10.1 Overview of Transfer Pricing Option Costs
The purpose of option cost calculations is to quantify the cost of optionality, in terms of a spread over the transfer rate, for a single instrument. The cash flows of an instrument with an optionality feature change under different interest rate environments and thus should be priced accordingly.
For example, many mortgages may be prepaid by the borrower at any time without penalty. In effect, the lender has granted the borrower an option to buy back the mortgage at par, even if interest rates have fallen in value. Thus, this option has value.

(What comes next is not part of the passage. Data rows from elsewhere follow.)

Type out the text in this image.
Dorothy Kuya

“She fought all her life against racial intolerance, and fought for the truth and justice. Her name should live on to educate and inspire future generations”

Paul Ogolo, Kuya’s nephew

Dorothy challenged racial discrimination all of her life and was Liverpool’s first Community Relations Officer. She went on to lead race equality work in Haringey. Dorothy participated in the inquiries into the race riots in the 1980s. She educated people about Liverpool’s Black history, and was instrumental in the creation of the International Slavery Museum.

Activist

In another case, an adjustable-rate loan may be issued with rate caps (floors) that limit it's maximum (minimum) periodic cash flows. These caps and floors constitute options. For the lender, the option cost of a cap is positive and negative for a floor.
Such flexibility given to the borrower raises the bank's cost of funding the loan and affects the underlying profit. The calculated cost of these options may be used in conjunction with the transfer rate to analyze profitability.
Oracle Funds Transfer Pricing uses the Monte Carlo methodology to calculate option costs. This methodology is described in Monte Carlo Analytics in the context of Oracle Asset Liability Management (ALM). Although Monte Carlo simulation in Oracle ALM generates different types of results than in Transfer Pricing, the underlying calculations are very similar.
In Oracle Funds Transfer Pricing, the option cost is calculated indirectly. Oracle Funds Transfer Pricing calculates and outputs two spreads:
- Static Spread
- Option-Adjusted Spread (OAS)
The option cost is defined by:
- Option Cost = Static Spread – OAS
In the theory section, we show that the static spread is equal to margin (credit spread) and the OAS to the risk-adjusted margin of an instrument. Therefore, the option cost quantifies the loss or gain due to risk.